The line between educating students about a religion and promoting the faith is trampled in a booklet being used in public schools, writes Janet Tassel at the American Thinker website.
She details the use of The Arab World Notebook in a suburban Boston public high school. The teacher spent a day each to cover Christianity and Judaism, but devoted more than two weeks to studying Islam. And among the claims in the Notebook is that there is no Quranic justification for subjugating women and that the Jewish connection to Jerusalem is a modern fabrication.
Tassel describes the reaction of Tony Pagliuso, whose daughter was in the class. He dismissed the text as "total propaganda," and complained to the teacher.
Her explanation? Well, it came from Harvard's Center for Middle Eastern Studies, so it must be good. But the American Jewish Committee critiqued the book in 2005, finding it is "largely designed to advance the anti-Israel and propagandistic views of the Notebook's sponsors, the Middle East Policy Council (MEPC) and Arab World and Islamic Resources (AWAIR), to an audience of teachers who may not have the resources and knowledge to assess this text critically."

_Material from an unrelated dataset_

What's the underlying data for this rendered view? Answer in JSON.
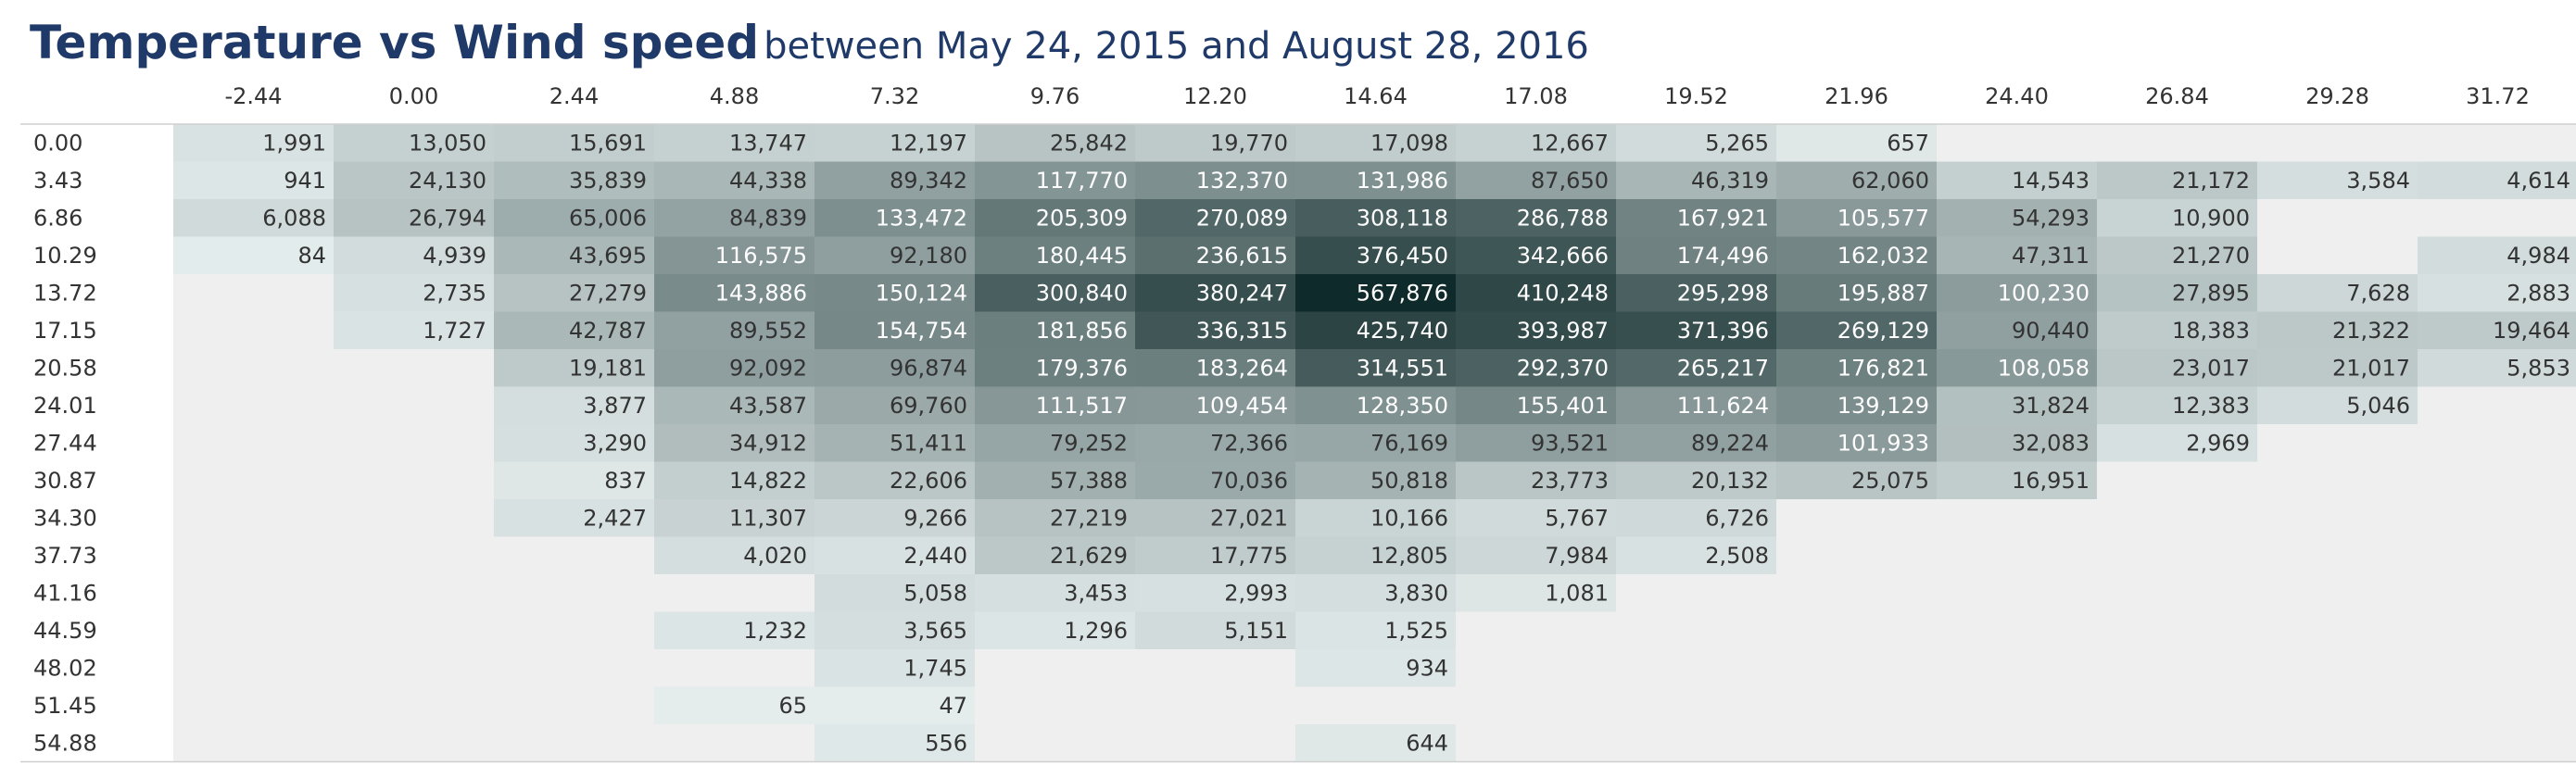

MEPC is Saudi-funded, Tassel writes.
Thankfully, the superintendent in the Boston-area case agreed the chapter at issue "didn't meet the learning goals of the class" and had it removed from the curriculum. But that's just one school district. The AJC report found the Notebook fails to distinguish "fact and interpretation" or which accounts "within traditional Islam are disputed or unverifiable."
It's one thing to teach students about various religions. It's quite another to use sources which advocate for a faith. Tassel cites textbook watchdog William J. Bennetta, who found the "promotion of Islam in the Notebook is unrestrained," and the religious-indoctrination material that the Notebook dispenses is virulent."
It's a wonder educators are unable to see that.